“You make a film to learn a little bit about life and to have an adventure of your own. But little do you ever realize what’s actually in store for you.”
That’s but one of many sentiments and insights shared by my good friend and cycling partner Chris Szwedo in the above film, The Making of Eye on the Sixties, about the documentary he recently wrote and directed examining the work and career of photographer Roland Scherman.
This short captures Chris talking about the experience of crafting the full-length film. It’s a 12-minute narrative on photography, filmmaking, storytelling, creativity, fund raising and shoe-string budgets. But perhaps more importantly it’s a story about determination and a passion to create.
Two summers ago, Chris, an independent filmmaker, a lover of photography, and a child of the 60s himself, met the legendary Life photographer Roland Scherman (Bob Dylan, John Lennon, Woodstock, the March on Washington, etc.) after discovering his work in a tiny gallery in Orleans, MA.
As I recall him telling me, the images were remarkable. Arthur Ashe before his US Open wins. Bobby Kennedy on the campaign trail. Judy Collins and Joni Mitchell in a tree house strumming guitar and singing a duet. Bob Dylan, back lit and silhouetted, playing the harmonica.

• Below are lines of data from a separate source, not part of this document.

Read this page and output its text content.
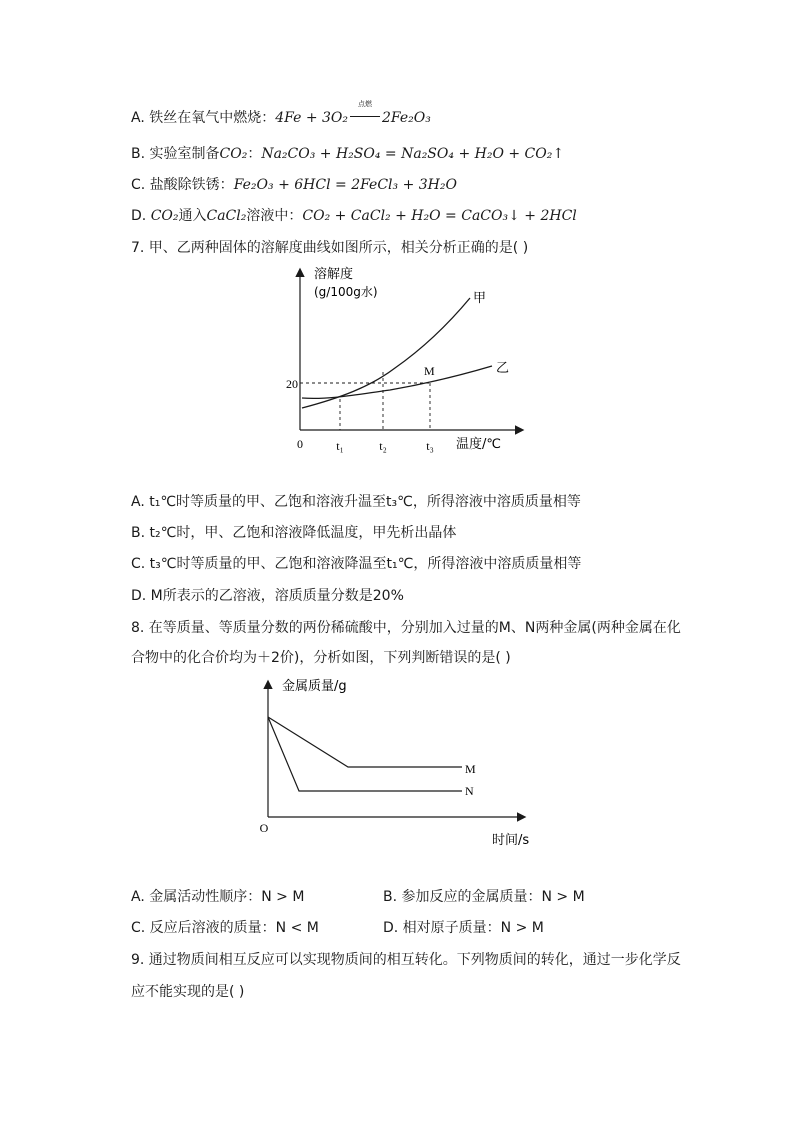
A. 铁丝在氧气中燃烧：4Fe + 3O₂
点燃
2Fe₂O₃
B. 实验室制备CO₂：Na₂CO₃ + H₂SO₄ = Na₂SO₄ + H₂O + CO₂↑
C. 盐酸除铁锈：Fe₂O₃ + 6HCl = 2FeCl₃ + 3H₂O
D. CO₂通入CaCl₂溶液中：CO₂ + CaCl₂ + H₂O = CaCO₃↓ + 2HCl
7. 甲、乙两种固体的溶解度曲线如图所示，相关分析正确的是( )
溶解度
(g/100g水)
0	温度/℃
t₁	t₂	t₃
20
甲
乙
M
A. t₁℃时等质量的甲、乙饱和溶液升温至t₃℃，所得溶液中溶质质量相等
B. t₂℃时，甲、乙饱和溶液降低温度，甲先析出晶体
C. t₃℃时等质量的甲、乙饱和溶液降温至t₁℃，所得溶液中溶质质量相等
D. M所表示的乙溶液，溶质质量分数是20%
8. 在等质量、等质量分数的两份稀硫酸中，分别加入过量的M、N两种金属(两种金属在化
合物中的化合价均为＋2价)，分析如图，下列判断错误的是( )
金属质量/g
时间/s
O
M
N
A. 金属活动性顺序：N > M	B. 参加反应的金属质量：N > M
C. 反应后溶液的质量：N < M	D. 相对原子质量：N > M
9. 通过物质间相互反应可以实现物质间的相互转化。下列物质间的转化，通过一步化学反
应不能实现的是( )
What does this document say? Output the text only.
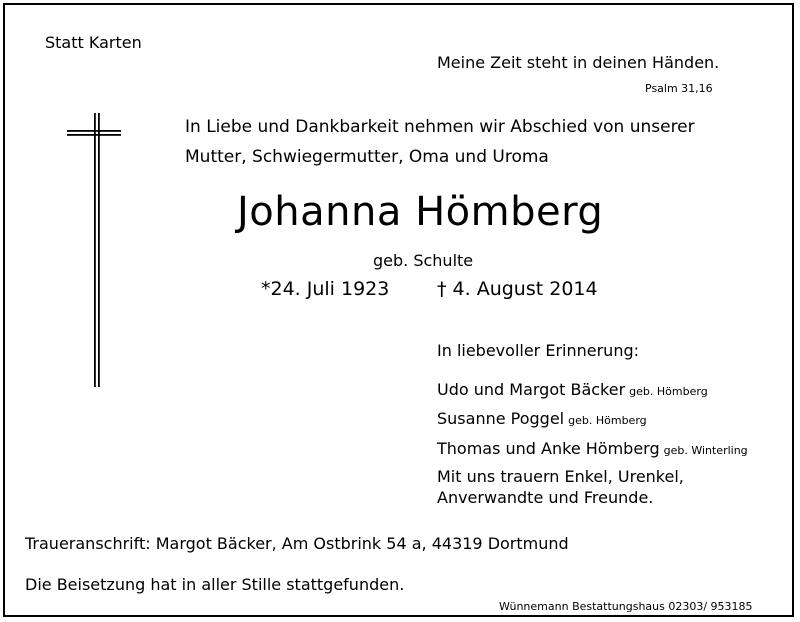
Statt Karten
Meine Zeit steht in deinen Händen.
Psalm 31,16
In Liebe und Dankbarkeit nehmen wir Abschied von unserer
Mutter, Schwiegermutter, Oma und Uroma
Johanna Hömberg
geb. Schulte
*24. Juli 1923	† 4. August 2014
In liebevoller Erinnerung:
Udo und Margot Bäcker geb. Hömberg
Susanne Poggel geb. Hömberg
Thomas und Anke Hömberg geb. Winterling
Mit uns trauern Enkel, Urenkel,
Anverwandte und Freunde.
Traueranschrift: Margot Bäcker, Am Ostbrink 54 a, 44319 Dortmund
Die Beisetzung hat in aller Stille stattgefunden.
Wünnemann Bestattungshaus 02303/ 953185
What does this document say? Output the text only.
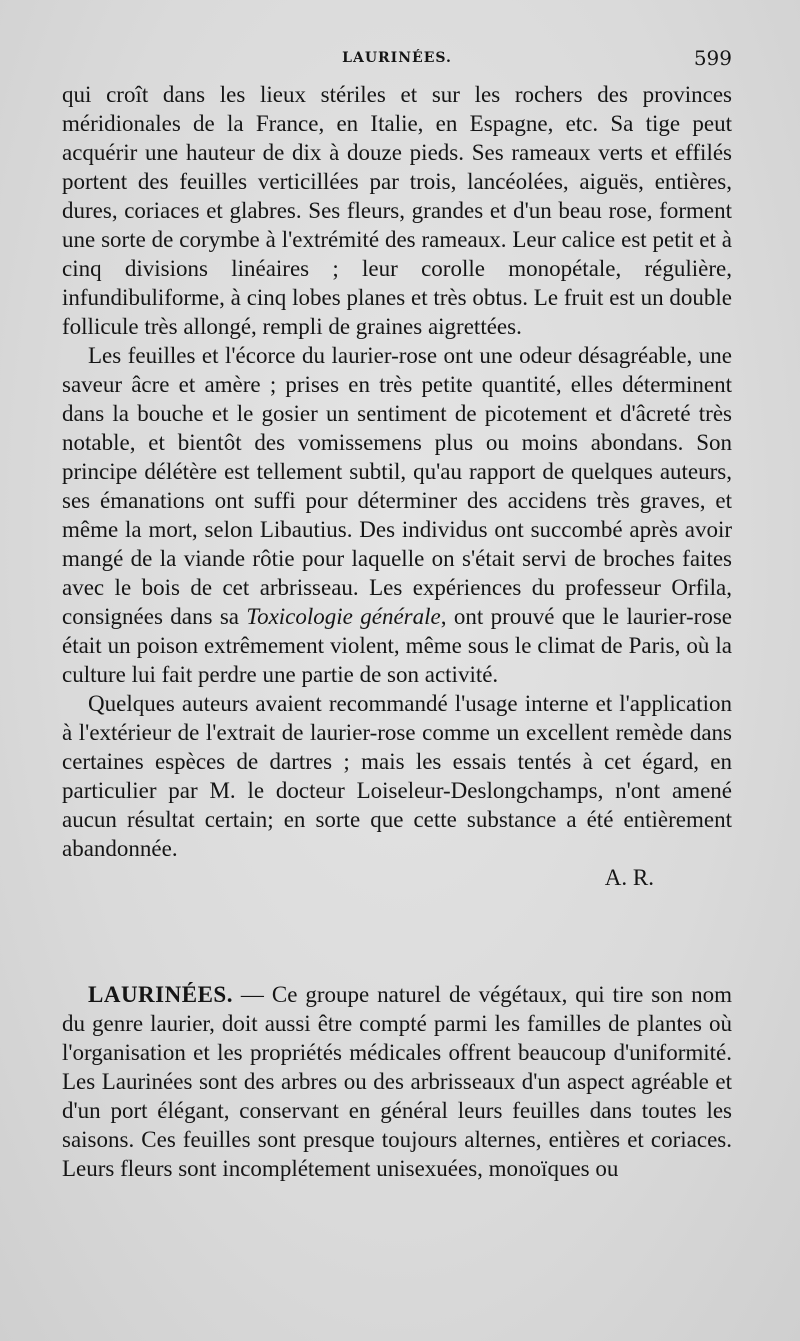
LAURINÉES.	599

qui croît dans les lieux stériles et sur les rochers des provinces méridionales de la France, en Italie, en Espagne, etc. Sa tige peut acquérir une hauteur de dix à douze pieds. Ses rameaux verts et effilés portent des feuilles verticillées par trois, lancéolées, aiguës, entières, dures, coriaces et glabres. Ses fleurs, grandes et d'un beau rose, forment une sorte de corymbe à l'extrémité des rameaux. Leur calice est petit et à cinq divisions linéaires ; leur corolle monopétale, régulière, infundibuliforme, à cinq lobes planes et très obtus. Le fruit est un double follicule très allongé, rempli de graines aigrettées.

Les feuilles et l'écorce du laurier-rose ont une odeur désagréable, une saveur âcre et amère ; prises en très petite quantité, elles déterminent dans la bouche et le gosier un sentiment de picotement et d'âcreté très notable, et bientôt des vomissemens plus ou moins abondans. Son principe délétère est tellement subtil, qu'au rapport de quelques auteurs, ses émanations ont suffi pour déterminer des accidens très graves, et même la mort, selon Libautius. Des individus ont succombé après avoir mangé de la viande rôtie pour laquelle on s'était servi de broches faites avec le bois de cet arbrisseau. Les expériences du professeur Orfila, consignées dans sa Toxicologie générale, ont prouvé que le laurier-rose était un poison extrêmement violent, même sous le climat de Paris, où la culture lui fait perdre une partie de son activité.

Quelques auteurs avaient recommandé l'usage interne et l'application à l'extérieur de l'extrait de laurier-rose comme un excellent remède dans certaines espèces de dartres ; mais les essais tentés à cet égard, en particulier par M. le docteur Loiseleur-Deslongchamps, n'ont amené aucun résultat certain; en sorte que cette substance a été entièrement abandonnée.

A. R.

LAURINÉES. — Ce groupe naturel de végétaux, qui tire son nom du genre laurier, doit aussi être compté parmi les familles de plantes où l'organisation et les propriétés médicales offrent beaucoup d'uniformité. Les Laurinées sont des arbres ou des arbrisseaux d'un aspect agréable et d'un port élégant, conservant en général leurs feuilles dans toutes les saisons. Ces feuilles sont presque toujours alternes, entières et coriaces. Leurs fleurs sont incomplétement unisexuées, monoïques ou
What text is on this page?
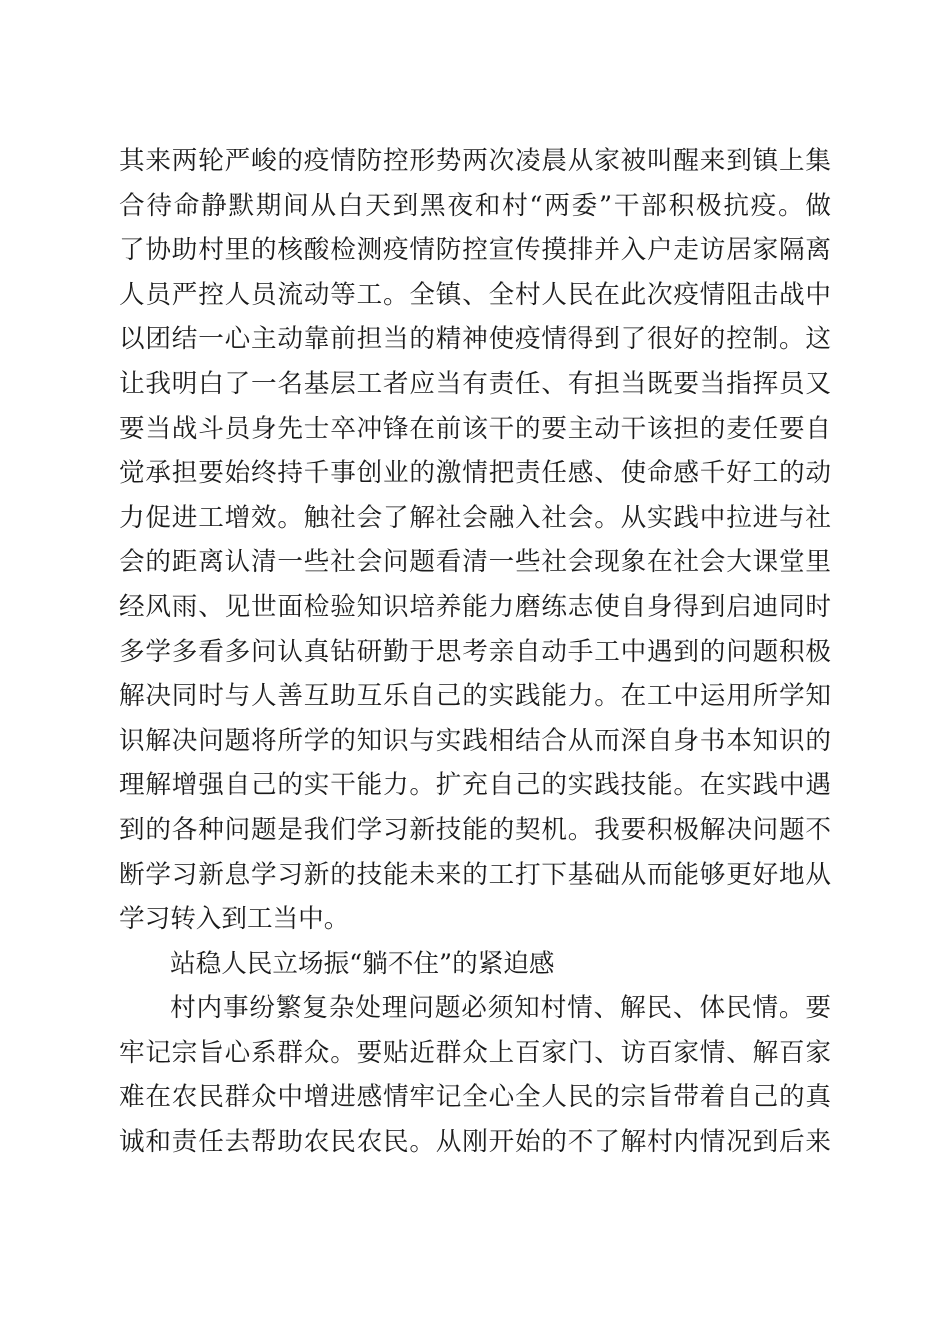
其来两轮严峻的疫情防控形势两次凌晨从家被叫醒来到镇上集
合待命静默期间从白天到黑夜和村“两委”干部积极抗疫。做
了协助村里的核酸检测疫情防控宣传摸排并入户走访居家隔离
人员严控人员流动等工。全镇、全村人民在此次疫情阻击战中
以团结一心主动靠前担当的精神使疫情得到了很好的控制。这
让我明白了一名基层工者应当有责任、有担当既要当指挥员又
要当战斗员身先士卒冲锋在前该干的要主动干该担的麦任要自
觉承担要始终持千事创业的激情把责任感、使命感千好工的动
力促进工增效。触社会了解社会融入社会。从实践中拉进与社
会的距离认清一些社会问题看清一些社会现象在社会大课堂里
经风雨、见世面检验知识培养能力磨练志使自身得到启迪同时
多学多看多问认真钻研勤于思考亲自动手工中遇到的问题积极
解决同时与人善互助互乐自己的实践能力。在工中运用所学知
识解决问题将所学的知识与实践相结合从而深自身书本知识的
理解增强自己的实干能力。扩充自己的实践技能。在实践中遇
到的各种问题是我们学习新技能的契机。我要积极解决问题不
断学习新息学习新的技能未来的工打下基础从而能够更好地从
学习转入到工当中。
站稳人民立场振“躺不住”的紧迫感
村内事纷繁复杂处理问题必须知村情、解民、体民情。要
牢记宗旨心系群众。要贴近群众上百家门、访百家情、解百家
难在农民群众中增进感情牢记全心全人民的宗旨带着自己的真
诚和责任去帮助农民农民。从刚开始的不了解村内情况到后来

Chris didn’t know Roland, but instantly understood that there had to be a story behind the man who’d created such iconic images. He decided then and there he’d make a film about the aging photographer. He tracked Roland down, introduced himself, convinced (not easy) the cantankerous photographer to cooperate and then endured, and grew to enjoy, their many road trips back in time – to the Washington Mall, to Woodstock, to Newport. He funded the film with a little bit of help from Kickstarter and good hunk of his own money. Then spend the better part of two years writing, filming, editing and narrating the production. He even composed and performed the music.
Though audiences welcome the film with both praise and enthusiasm when it plays in theaters, Eye on the Sixties may never be a mainstream documentary. It may never get to HBO or win big at the festivals. But that’s not why Chris made it. He made it because he had to make it. Because the story needed telling. Because the subject captured his imagination. Because it’s always more rewarding to make something for yourself than for a paying client.
Hope you enjoy this clip – it’s wonderfully written and reveals the director’s feelings and motivations. And if you get the chance, keep an eye open for the full length film.